There're a lot of metrics with type summary in spire. These metric type calculates requests count, sum of all latencies and latency distribuition as quantiles. There are two problems with quantiles:

  • It's hard to compute. Comuptation is running in the software (in spire in this case), not in the database, so it costs some CPU on every request
  • It's impossible to aggregate. Any aggregation on quantile will make no sense

Aggregation is the biggest problem in my case. It's impossible to create useful dashboard with a large number of metrics represented as quantiles if there're dozens, hundreds or thousands of spire-agents.
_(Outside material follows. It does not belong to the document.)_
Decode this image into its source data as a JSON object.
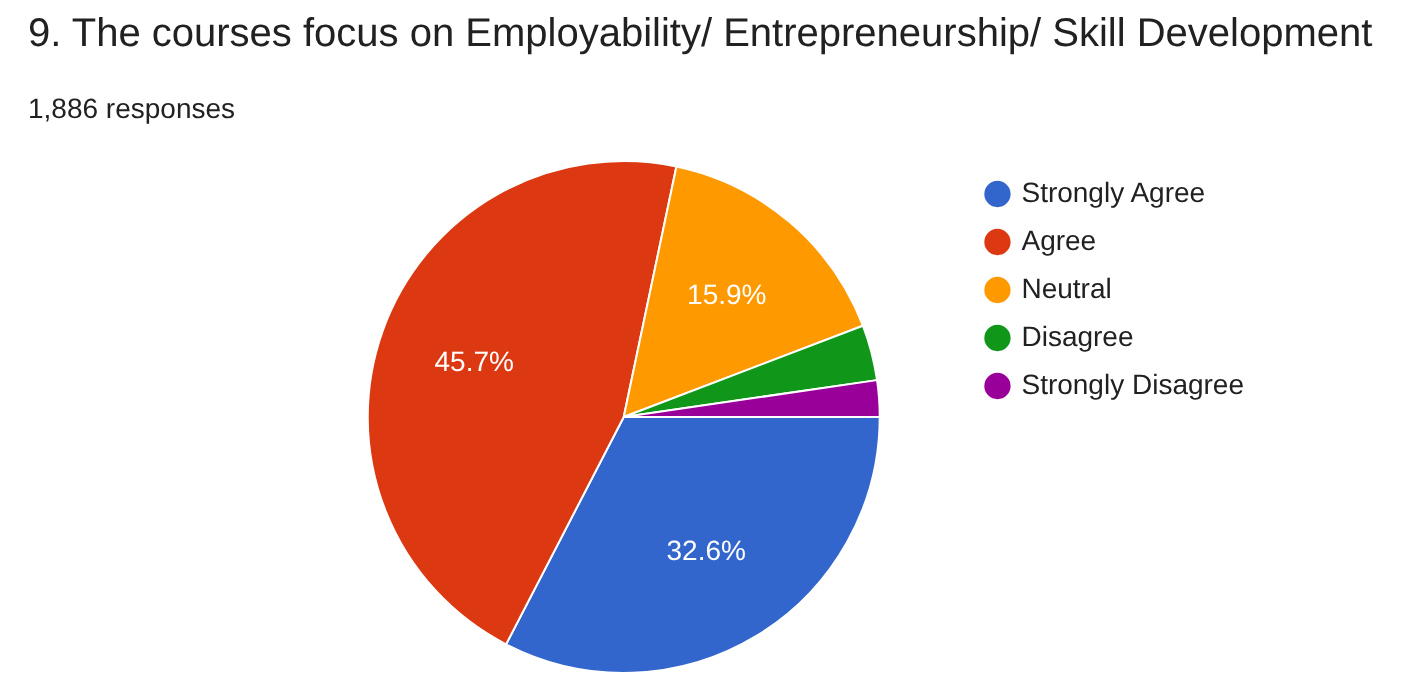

Much better option is to use histogram. One can calculate quantiles from histograms on the database. It won't be as accurate as quantiles from service, but accurate enough for most uses.

It would be nice to have latency histograms in spire:)

AlexZzz avatar Jul 17 '24 10:07 AlexZzz

SPIRE supports multiple telemetry backends: https://github.com/spiffe/spire/blob/v1.10.0/doc/telemetry_config.md

I think there may have been some work to massage telemetry data into a histogram like structure inside the M3 sink code ... perhaps it is possible to do the same thing for the Prometheus sink? I don't think statsd dogstatsd etc supports it though?

evan2645 avatar Jul 18 '24 19:07 evan2645

Unfortunately I work only with prometheus, not statsd/m3db/etc. Can't help with them 😞

Here there's something about "bins" in statsd. Probably it's the same as prometheus histograms. I couldn't find something similar for dogstatsd.

Do you think it's possible to make histograms code global? Not backend-dependent as for now done for m3?

AlexZzz avatar Jul 23 '24 14:07 AlexZzz

I think we're open to emitting some of these metrics as histograms. We'll need someone to figure out the best way to support this generically with our telemetry package (go-metrics) and supported backends.

azdagron avatar Aug 15 '24 18:08 azdagron

I dug into this a little bit. The Prometheus sink uses hashicorp/go-metrics, which uses Summaries by default for AddSample and AddSampleWithLabels. If we want to support histograms, we ultimately need to call Histogram.Observe instead of Summary.Observe.

I'm not familiar with all the backends, but the dogstatsd sink seems to be limited in a similar way, in that Datadog would support histograms if the metrics were submitted that way in the first place.

By way of comparison, the m3 sink depends on uber-go/tally instead, and adds additional methods to produce a histogramfrom within AddSample and AddSampleWithLabels.

So as it stands, I can think of a few options:

  1. Add histogram data to SPIRE by modifying one backend at a time, and dropping the dependency on go-metrics for that backend (just like the m3 sink). We'd want to add a configuration option to avoid breaking changes.
  2. Modify go-metrics to add histogram support.
  3. Replacing the use of go-metrics entirely and going with something new (e.g. OpenTelemetry), more broadly supported, and more flexible. This seems like a breaking change.

Any other ideas?

heymarcel avatar Aug 27 '24 18:08 heymarcel

This issue is stale because it has been open for 365 days with no activity.

github-actions[bot] avatar Nov 19 '25 22:11 github-actions[bot]

This issue was closed because it has been inactive for 30 days since being marked as stale.

github-actions[bot] avatar Dec 19 '25 22:12 github-actions[bot]